Common agents used in traditional decolorizing processes include NaClO2, NaClO, CH2O2, and NaNO3 (Farooq et al. 2013). These chemicals have many obvious disadvantages, including the emission of toxic fumes, high time and energy consumption, reduced fabric strength, and pollution. A previous study examined the reliability of a sequential acid/dithionite/peroxide treatment to strip reactive dyes from cotton (Bigambo et al. 2019). Unfortunately, H2O2 is known to oxidize the alcohol groups of cellulose. This results in a weakening or scission of the glycosidic linkages, followed by depolymerization and limited viscosity (Howitt 1956). A sodium chlorite/potassium permanganate bleaching system could effectively bleach cotton fabric (Abdel-Halim 2012). Compared to the oxidizing agents, reducing agents are also promising for decolorizing cotton fabrics while causing less material degradation, but few related studies have been reported.
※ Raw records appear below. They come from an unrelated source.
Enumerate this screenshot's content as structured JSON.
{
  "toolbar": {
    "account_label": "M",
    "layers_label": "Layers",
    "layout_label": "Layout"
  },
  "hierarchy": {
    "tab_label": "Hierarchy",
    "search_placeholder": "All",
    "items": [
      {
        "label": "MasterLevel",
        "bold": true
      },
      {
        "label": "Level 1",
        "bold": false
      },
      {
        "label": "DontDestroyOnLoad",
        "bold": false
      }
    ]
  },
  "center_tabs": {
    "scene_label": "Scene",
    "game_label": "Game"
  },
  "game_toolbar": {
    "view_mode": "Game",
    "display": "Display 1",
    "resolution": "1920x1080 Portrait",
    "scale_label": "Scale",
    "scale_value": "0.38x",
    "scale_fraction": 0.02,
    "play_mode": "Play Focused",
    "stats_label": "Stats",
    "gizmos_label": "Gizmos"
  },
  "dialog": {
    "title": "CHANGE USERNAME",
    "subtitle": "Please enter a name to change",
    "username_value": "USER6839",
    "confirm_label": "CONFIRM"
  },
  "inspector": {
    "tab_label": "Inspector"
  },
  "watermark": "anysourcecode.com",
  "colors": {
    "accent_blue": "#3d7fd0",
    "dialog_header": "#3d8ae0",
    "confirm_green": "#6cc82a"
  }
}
In this study, we combined oxidants and reducing agents as decolorizing agents to treat post-consumer waste cotton dyed with vinyl sulfone reactive dyes. Na2S2O4, H2O2, KMnO4, and Na2S2O4-H2O2 were used as decolorizing agents, and their oxidation (reduction) effects on the colour and strength of the fabric were analysed. The decolorizing mechanism was studied by scanning electron microscopy (SEM), X-ray diffraction (XRD), Fourier transform infrared (FT-IR) spectroscopy, X-ray photoelectron spectroscopy (XPS), and degree of polymerization (DP) measurement. The optimum decolorizing process was identified based on the absorption coefficient/scattering coefficient ratio (K/S), CIE whiteness index, tensile strength, and fabric weight loss after treatment. According to the results, it is possible to obtain high decolorization efficiency and sufficient CIE whiteness while minimizing the tensile strength reduction, fabric weight loss, and waste liquid generation.